Reasoning About Exceptional Behavior At the Level of Java Bytecode
Marco Paganoni, Carlo A. Furia
TL;DR
This paper tackles the challenge of formally verifying exceptional behavior in Java programs by shifting verification to the bytecode level. It extends ByteBack with Vimp, a high-level intermediate representation built on Grimp to express logic, specifications, and exceptional control flow, ultimately lowering to Boogie for verification.

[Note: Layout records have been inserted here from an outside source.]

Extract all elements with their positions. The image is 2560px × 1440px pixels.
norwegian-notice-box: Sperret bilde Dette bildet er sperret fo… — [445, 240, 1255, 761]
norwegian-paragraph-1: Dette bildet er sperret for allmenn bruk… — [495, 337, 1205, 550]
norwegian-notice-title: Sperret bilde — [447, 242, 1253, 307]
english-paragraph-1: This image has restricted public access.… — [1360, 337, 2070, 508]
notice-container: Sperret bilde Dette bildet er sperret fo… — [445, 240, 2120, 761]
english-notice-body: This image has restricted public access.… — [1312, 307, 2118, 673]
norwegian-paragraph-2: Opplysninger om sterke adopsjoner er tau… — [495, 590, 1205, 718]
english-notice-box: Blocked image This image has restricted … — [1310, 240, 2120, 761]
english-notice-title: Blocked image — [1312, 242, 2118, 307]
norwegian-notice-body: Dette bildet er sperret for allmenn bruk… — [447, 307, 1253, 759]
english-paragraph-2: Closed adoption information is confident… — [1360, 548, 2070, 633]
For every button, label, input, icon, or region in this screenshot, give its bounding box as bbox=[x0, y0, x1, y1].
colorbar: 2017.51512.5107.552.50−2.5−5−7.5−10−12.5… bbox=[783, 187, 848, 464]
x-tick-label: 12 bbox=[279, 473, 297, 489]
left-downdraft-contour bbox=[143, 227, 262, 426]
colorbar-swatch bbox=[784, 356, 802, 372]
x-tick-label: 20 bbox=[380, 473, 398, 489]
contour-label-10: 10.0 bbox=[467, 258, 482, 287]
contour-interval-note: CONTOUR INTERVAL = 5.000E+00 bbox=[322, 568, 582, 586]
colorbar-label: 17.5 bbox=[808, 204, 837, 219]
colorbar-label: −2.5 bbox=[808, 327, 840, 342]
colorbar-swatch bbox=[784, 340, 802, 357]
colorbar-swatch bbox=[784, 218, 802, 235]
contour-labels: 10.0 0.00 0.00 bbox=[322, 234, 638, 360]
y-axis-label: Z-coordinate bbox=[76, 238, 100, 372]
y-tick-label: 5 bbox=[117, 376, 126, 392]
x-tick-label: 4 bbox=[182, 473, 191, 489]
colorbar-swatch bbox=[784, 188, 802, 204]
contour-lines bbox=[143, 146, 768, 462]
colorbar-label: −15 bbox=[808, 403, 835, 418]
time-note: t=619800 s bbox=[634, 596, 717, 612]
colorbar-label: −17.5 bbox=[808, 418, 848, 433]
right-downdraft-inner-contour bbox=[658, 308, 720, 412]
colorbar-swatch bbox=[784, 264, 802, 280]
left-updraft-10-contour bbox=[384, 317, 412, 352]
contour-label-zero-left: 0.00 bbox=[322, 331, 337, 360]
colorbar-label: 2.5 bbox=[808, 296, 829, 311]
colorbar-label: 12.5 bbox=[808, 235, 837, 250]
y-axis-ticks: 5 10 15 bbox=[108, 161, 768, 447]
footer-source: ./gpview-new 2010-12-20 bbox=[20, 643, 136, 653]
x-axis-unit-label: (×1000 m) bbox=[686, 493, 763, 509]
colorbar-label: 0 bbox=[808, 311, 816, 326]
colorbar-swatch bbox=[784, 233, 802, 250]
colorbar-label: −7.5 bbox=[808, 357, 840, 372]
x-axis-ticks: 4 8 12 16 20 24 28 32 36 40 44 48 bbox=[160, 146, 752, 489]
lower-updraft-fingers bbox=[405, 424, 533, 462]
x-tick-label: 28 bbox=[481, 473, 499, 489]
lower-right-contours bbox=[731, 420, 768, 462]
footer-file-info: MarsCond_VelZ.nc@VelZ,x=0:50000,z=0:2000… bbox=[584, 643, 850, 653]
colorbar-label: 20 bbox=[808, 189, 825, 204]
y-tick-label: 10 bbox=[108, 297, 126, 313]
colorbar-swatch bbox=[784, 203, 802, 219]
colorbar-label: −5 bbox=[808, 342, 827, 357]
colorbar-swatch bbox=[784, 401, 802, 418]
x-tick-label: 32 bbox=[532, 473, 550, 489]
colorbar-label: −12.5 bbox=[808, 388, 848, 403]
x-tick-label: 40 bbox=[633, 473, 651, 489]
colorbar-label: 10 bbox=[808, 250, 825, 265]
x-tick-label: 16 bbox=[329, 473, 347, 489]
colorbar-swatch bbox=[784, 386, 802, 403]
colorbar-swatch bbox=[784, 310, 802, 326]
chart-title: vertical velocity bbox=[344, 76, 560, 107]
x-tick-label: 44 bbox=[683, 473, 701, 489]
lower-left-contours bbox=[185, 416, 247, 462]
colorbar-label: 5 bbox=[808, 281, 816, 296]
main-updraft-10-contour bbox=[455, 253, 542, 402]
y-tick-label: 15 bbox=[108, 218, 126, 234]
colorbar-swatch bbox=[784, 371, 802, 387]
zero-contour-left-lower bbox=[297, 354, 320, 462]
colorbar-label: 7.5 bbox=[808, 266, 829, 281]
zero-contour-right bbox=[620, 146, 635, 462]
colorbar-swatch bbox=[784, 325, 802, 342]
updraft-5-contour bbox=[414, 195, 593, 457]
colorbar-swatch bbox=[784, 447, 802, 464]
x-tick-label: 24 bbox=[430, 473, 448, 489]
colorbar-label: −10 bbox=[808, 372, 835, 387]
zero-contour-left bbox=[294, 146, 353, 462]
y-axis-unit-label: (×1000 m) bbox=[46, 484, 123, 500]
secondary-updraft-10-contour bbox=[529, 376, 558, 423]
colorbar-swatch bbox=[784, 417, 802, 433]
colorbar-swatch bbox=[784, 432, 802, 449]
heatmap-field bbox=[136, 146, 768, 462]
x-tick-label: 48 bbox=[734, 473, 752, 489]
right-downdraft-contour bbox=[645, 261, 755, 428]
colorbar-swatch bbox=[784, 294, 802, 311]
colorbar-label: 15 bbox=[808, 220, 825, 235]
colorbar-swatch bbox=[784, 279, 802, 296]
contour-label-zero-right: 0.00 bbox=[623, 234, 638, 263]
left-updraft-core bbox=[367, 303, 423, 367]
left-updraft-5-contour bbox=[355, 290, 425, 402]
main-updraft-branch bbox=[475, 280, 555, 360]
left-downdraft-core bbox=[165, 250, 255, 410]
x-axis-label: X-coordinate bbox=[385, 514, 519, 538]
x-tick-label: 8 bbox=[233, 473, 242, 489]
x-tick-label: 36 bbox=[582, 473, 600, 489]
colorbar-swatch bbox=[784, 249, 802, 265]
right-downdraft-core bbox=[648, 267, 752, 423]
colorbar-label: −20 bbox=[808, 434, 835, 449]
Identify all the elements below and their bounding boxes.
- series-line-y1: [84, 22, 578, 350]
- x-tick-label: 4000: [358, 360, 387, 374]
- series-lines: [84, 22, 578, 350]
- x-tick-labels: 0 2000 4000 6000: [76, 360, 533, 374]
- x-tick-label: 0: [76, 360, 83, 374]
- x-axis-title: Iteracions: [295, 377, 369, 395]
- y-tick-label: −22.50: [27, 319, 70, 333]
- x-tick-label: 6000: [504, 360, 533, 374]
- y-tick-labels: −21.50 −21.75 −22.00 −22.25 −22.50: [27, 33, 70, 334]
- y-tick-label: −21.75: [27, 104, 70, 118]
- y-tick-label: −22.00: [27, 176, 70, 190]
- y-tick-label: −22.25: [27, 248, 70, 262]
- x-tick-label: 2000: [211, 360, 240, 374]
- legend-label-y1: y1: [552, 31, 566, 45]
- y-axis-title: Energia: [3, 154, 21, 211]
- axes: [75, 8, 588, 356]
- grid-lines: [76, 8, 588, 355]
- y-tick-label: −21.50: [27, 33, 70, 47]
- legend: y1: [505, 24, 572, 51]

The approach uses BBlib to annotate exceptional and normal behavior, supporting features like explicit exception handling, multi-catch, and try-with-resources, and demonstrates robustness to evolving language features while enabling cross-language JVM verification (Java, Scala, Kotlin). Experimental results show the framework verifies diverse programs with modest encoding and verification times, underscoring its practical viability. Overall, the work provides a flexible, bytecode-centered verification pipeline that complements source-level verifiers and broadens applicability to current and future JVM languages and features.
Abstract
A program's exceptional behavior can substantially complicate its control flow, and hence accurately reasoning about the program's correctness. On the other hand, formally verifying realistic programs is likely to involve exceptions -- a ubiquitous feature in modern programming languages. In this paper, we present a novel approach to verify the exceptional behavior of Java programs, which extends our previous work on ByteBack. ByteBack works on a program's bytecode, while providing means to specify the intended behavior at the source-code level; this approach sets ByteBack apart from most state-of-the-art verifiers that target source code. To explicitly model a program's exceptional behavior in a way that is amenable to formal reasoning, we introduce Vimp: a high-level bytecode representation that extends the Soot framework's Grimp with verification-oriented features, thus serving as an intermediate layer between bytecode and the Boogie intermediate verification language. Working on bytecode through this intermediate layer brings flexibility and adaptability to new language versions and variants: as our experiments demonstrate, ByteBack can verify programs involving exceptional behavior in all versions of Java, as well as in Scala and Kotlin (two other popular JVM languages).